Ganaxolone is a small molecule that is a synthetic analog of allopregnanolone, an endogenous neurosteroid produced in the central nervous system that modulates the brain neurotransmitter GABA. Ganaxolone was designed to have the same GABA modulation effects as allopregnanolone without steroidal effects. Ganaxolone and allopregnanolone differ from other GABA_A agents by interacting with unique binding sites on the GABAAreceptor that are located both within (synaptic) and outside (extrasynaptic) the GABA synapse. Ganaxolone's activation of the extrasynaptic receptor is a unique mechanism that provides stabilizing effects that we believe differentiates it from other drugs that increase GABA signaling. Preclinical studies provide evidence that the GABA modulatory activity of ganaxolone is responsible for its anticonvulsive activity in epileptic seizures and its antianxiety effects in FXS and other neuropsychiatric disorders.

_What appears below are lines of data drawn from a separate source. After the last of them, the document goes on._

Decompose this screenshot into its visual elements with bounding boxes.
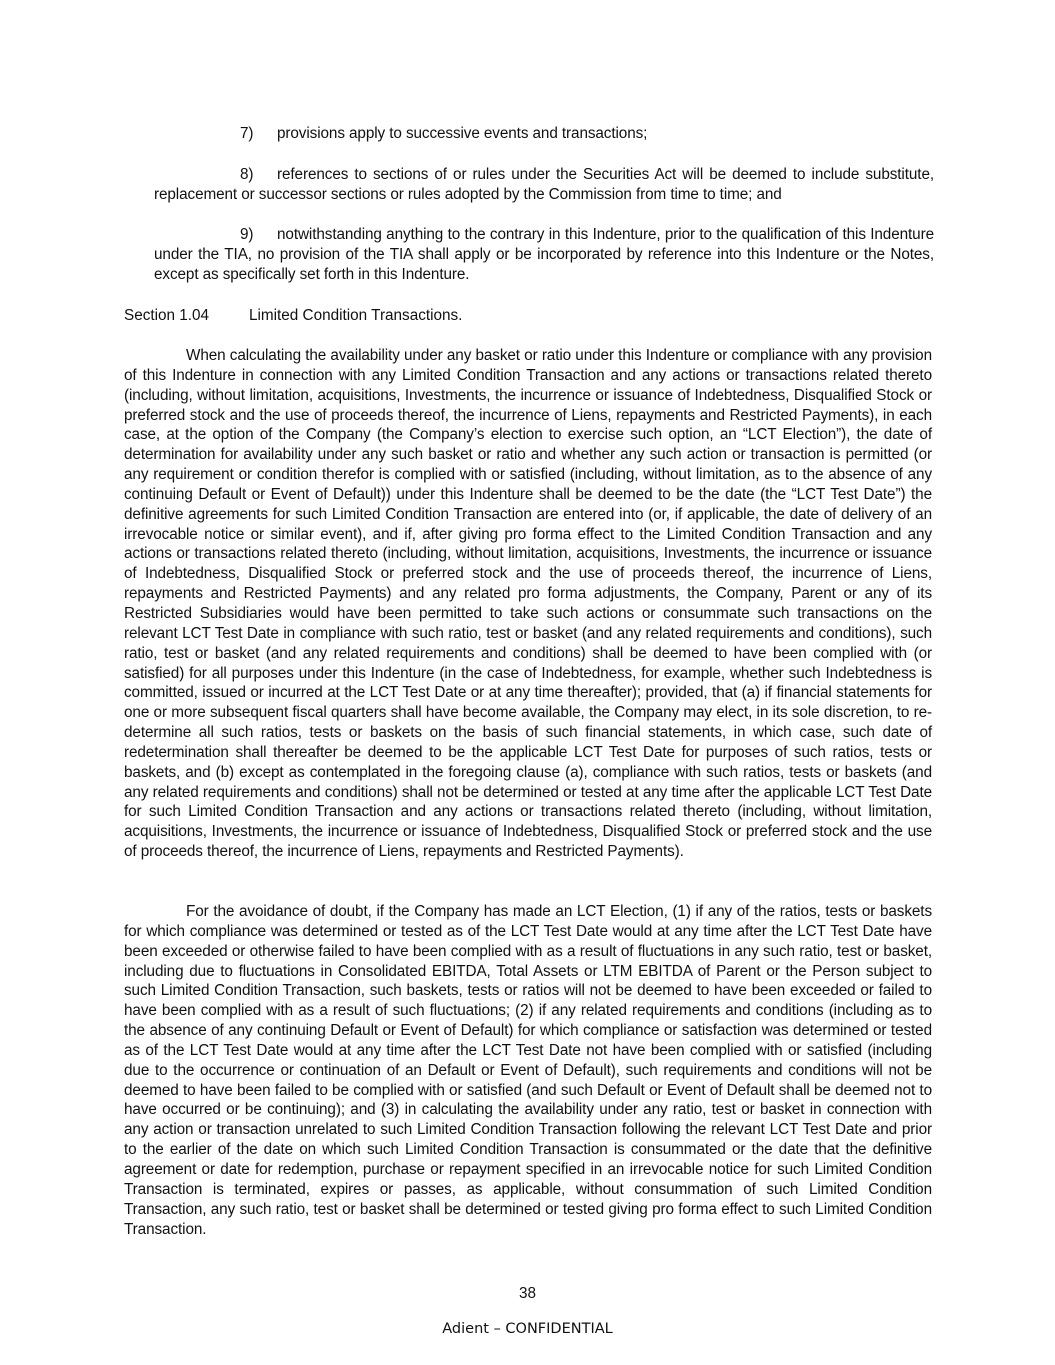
paragraph-avoidance-of-doubt: For the avoidance of doubt, if the Company has made an LCT Election, (1) if any of the ratios, tests or baskets for which compliance was determined or tested as of the LCT Test Date would at any time after the LCT Test Date have been exceeded or otherwise failed to have been complied with as a result of fluctuations in any such ratio, test or basket, including due to fluctuations in Consolidated EBITDA, Total Assets or LTM EBITDA of Parent or the Person subject to such Limited Condition Transaction, such baskets, tests or ratios will not be deemed to have been exceeded or failed to have been complied with as a result of such fluctuations; (2) if any related requirements and conditions (including as to the absence of any continuing Default or Event of Default) for which compliance or satisfaction was determined or tested as of the LCT Test Date would at any time after the LCT Test Date not have been complied with or satisfied (including due to the occurrence or continuation of an Default or Event of Default), such requirements and conditions will not be deemed to have been failed to be complied with or satisfied (and such Default or Event of Default shall be deemed not to have occurred or be continuing); and (3) in calculating the availability under any ratio, test or basket in connection with any action or transaction unrelated to such Limited Condition Transaction following the relevant LCT Test Date and prior to the earlier of the date on which such Limited Condition Transaction is consummated or the date that the definitive agreement or date for redemption, purchase or repayment specified in an irrevocable notice for such Limited Condition Transaction is terminated, expires or passes, as applicable, without consummation of such Limited Condition Transaction, any such ratio, test or basket shall be determined or tested giving pro forma effect to such Limited Condition Transaction. — [124, 903, 932, 1238]
section-number: Section 1.04 — [124, 307, 210, 324]
section-heading — [124, 306, 462, 326]
list-item-number: 7) — [240, 125, 254, 142]
page-number: 38 — [518, 1285, 536, 1302]
section-title: Limited Condition Transactions. — [249, 307, 463, 324]
list-item-text: references to sections of or rules under the Securities Act will be deemed to include substitute, replacement or successor sections or rules adopted by the Commission from time to time; and — [154, 166, 934, 203]
paragraph-lct-election: When calculating the availability under any basket or ratio under this Indenture or compliance with any provision of this Indenture in connection with any Limited Condition Transaction and any actions or transactions related thereto (including, without limitation, acquisitions, Investments, the incurrence or issuance of Indebtedness, Disqualified Stock or preferred stock and the use of proceeds thereof, the incurrence of Liens, repayments and Restricted Payments), in each case, at the option of the Company (the Company’s election to exercise such option, an “LCT Election”), the date of determination for availability under any such basket or ratio and whether any such action or transaction is permitted (or any requirement or condition therefor is complied with or satisfied (including, without limitation, as to the absence of any continuing Default or Event of Default)) under this Indenture shall be deemed to be the date (the “LCT Test Date”) the definitive agreements for such Limited Condition Transaction are entered into (or, if applicable, the date of delivery of an irrevocable notice or similar event), and if, after giving pro forma effect to the Limited Condition Transaction and any actions or transactions related thereto (including, without limitation, acquisitions, Investments, the incurrence or issuance of Indebtedness, Disqualified Stock or preferred stock and the use of proceeds thereof, the incurrence of Liens, repayments and Restricted Payments) and any related pro forma adjustments, the Company, Parent or any of its Restricted Subsidiaries would have been permitted to take such actions or consummate such transactions on the relevant LCT Test Date in compliance with such ratio, test or basket (and any related requirements and conditions), such ratio, test or basket (and any related requirements and conditions) shall be deemed to have been complied with (or satisfied) for all purposes under this Indenture (in the case of Indebtedness, for example, whether such Indebtedness is committed, issued or incurred at the LCT Test Date or at any time thereafter); provided, that (a) if financial statements for one or more subsequent fiscal quarters shall have become available, the Company may elect, in its sole discretion, to re-determine all such ratios, tests or baskets on the basis of such financial statements, in which case, such date of redetermination shall thereafter be deemed to be the applicable LCT Test Date for purposes of such ratios, tests or baskets, and (b) except as contemplated in the foregoing clause (a), compliance with such ratios, tests or baskets (and any related requirements and conditions) shall not be determined or tested at any time after the applicable LCT Test Date for such Limited Condition Transaction and any actions or transactions related thereto (including, without limitation, acquisitions, Investments, the incurrence or issuance of Indebtedness, Disqualified Stock or preferred stock and the use of proceeds thereof, the incurrence of Liens, repayments and Restricted Payments). — [124, 347, 932, 861]
list-item-text: provisions apply to successive events and transactions; — [277, 125, 648, 142]
list-item-7 — [154, 124, 934, 144]
list-item-9 — [154, 225, 934, 285]
list-item-text: notwithstanding anything to the contrary in this Indenture, prior to the qualification of this Indenture under the TIA, no provision of the TIA shall apply or be incorporated by reference into this Indenture or the Notes, except as specifically set forth in this Indenture. — [154, 226, 934, 283]
confidential-footer: Adient – CONFIDENTIAL — [442, 1321, 613, 1337]
list-item-number: 9) — [240, 226, 254, 243]
list-item-number: 8) — [240, 166, 254, 183]
list-item-8 — [154, 165, 934, 205]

About Marinus Pharmaceuticals

Marinus Pharmaceuticals, Inc. is a biopharmaceutical company dedicated to the development of innovative neuropsychiatric therapeutics. The Company's clinical stage drug candidate, ganaxolone, is a novel synthetic analog of the endogenous neurosteroid, allopregnanolone. Ganaxolone is known for its anticonvulsive and antianxiety effects, and was designed to avoid hormonal side-effects associated with endogenous neurosteroids. Ganaxolone is presently being studied in a multinational, randomized, placebo-controlled, Phase 3 clinical trial in adult subjects for adjunctive treatment of partial-onset seizures. The Company has a Phase 2 proof-of-concept clinical study on-going with ganaxolone for the treatment of PCDH19 female pediatric epilepsy and a Phase 2 proof-of-concept investigator sponsored clinical trial evaluating ganaxolone as a treatment for behaviors in Fragile X Syndrome. Both PCDH19 female pediatric epilepsy and Fragile X Syndrome are potential orphan disorders that have been related to mutations affecting neurosteroid signaling at extrasynaptic GABA_A receptors. For additional information, please visit the Company's website at www.marinuspharma.com.

Forward-Looking Statements

To the extent that statements contained in this press release are not descriptions of historical facts regarding Marinus, they are forward-looking statements reflecting the current beliefs and expectations of management made pursuant to the safe harbor provisions of the Private Securities Litigation Reform Act of 1995.  Words such as "may," "will," "expect," "anticipate," "estimate," "intend," and similar expressions (as well as other words or expressions referencing future events, conditions or circumstances) are intended to identify forward-looking statements.  Examples of forward looking statements contained in this press release include, among others, statements regarding our expectations regarding our development plans for our product candidate, including, potential for orphan designation, optimizing a product's formulation and the clinical trial testing schedule. Forward-looking statements in this release involve substantial risks and uncertainties that could cause our clinical development programs, future results, performance or achievements to differ significantly from those expressed or implied by the forward-looking statements.  Such risks and uncertainties include, among others, the uncertainties inherent in the conduct of future clinical trials, the timing of the clinical trials, enrollment in clinical trials, availability of data from ongoing clinical trials, expectations for regulatory approvals, and other matters, including the development of formulations of ganaxolone, that could affect the availability or commercial potential of our drug candidates.  Marinus undertakes no obligation to update or revise any forward-looking statements.  For a further description of the risks and uncertainties that could cause actual results to differ from those expressed in these forward-looking statements, as well as risks relating to the business of the Company in general, see filings Marinus has made with the Securities and Exchange Commission.